Mohammadi, like the other refugees, does not know how much longer he will be forced to live under such circumstances, nor does he know the status of his resettlement application.
“When we ask the UNHCR or IOM staff, ‘Did you send our application to that embassy?’ they say, ‘It is confidential,’” Mohammadi says.
The uncertainty has contributed to depression and anxiety for Mohammadi and many other Hazaras in Indonesia.
Mohammadi’s anxiety has worsened since the Taliban takeover of Afghanistan, as he has been unable to contact his family, since then.
“The village my family lives in, the internet has been disconnected there and to call is so expensive,” he said, adding that he has only spoken to them once in the last four months.

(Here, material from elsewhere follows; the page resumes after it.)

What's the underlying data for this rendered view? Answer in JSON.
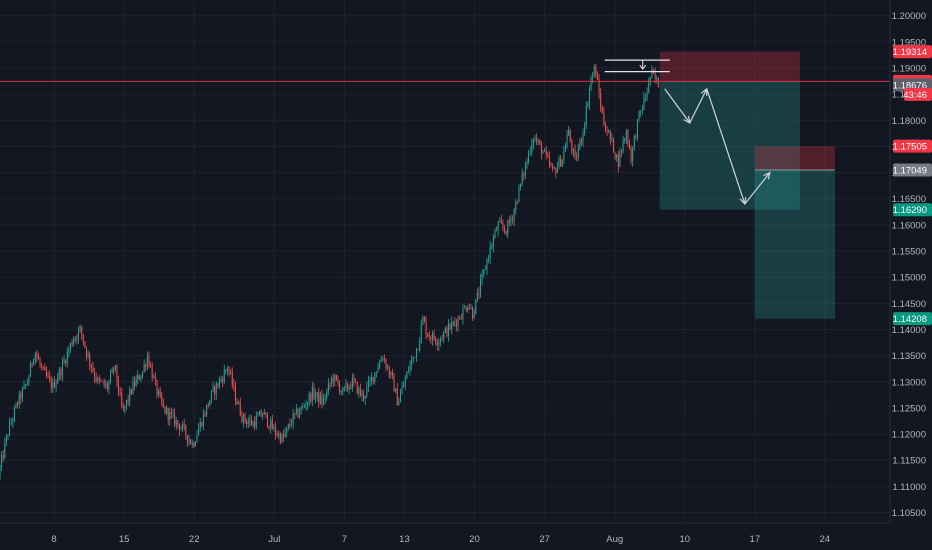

Recently, Mohammadi and other Hazara refugees in Indonesia have began publicly protesting their living conditions and the lack of progress on their resettlement, in front of the UNHCR office in Pekanbaru, Indonesia.
“We’ve been doing it for 34 days. We sleep on the corner of the roads and get up in the early morning.”
The protest has also extended to social media, with the hashtag #Endto10yearsinlimbo being shared by refugees in Indonesia and activists across the world.
In the memory of our young fellow refugees who ended up their life feeling alone and isolated because they lose hope and get frustrated over their uncertain fate.#EndTo10yearsinLimbo pic.twitter.com/6utz9LOk1q
— Rohullah Haidari (@RHaiadri) December 13, 2021
Mohammadi requests that the international community takes note of the protests saying, “Remember the forgotten refugees in Indonesia.”
Mohammadi also asks that Afghans across the world show solidarity with the Hazaras in Indonesia.
“Be our voice, raise our voice in the world. Write about us, talk to us. We can share our stories with you so you can share our stories with the world.”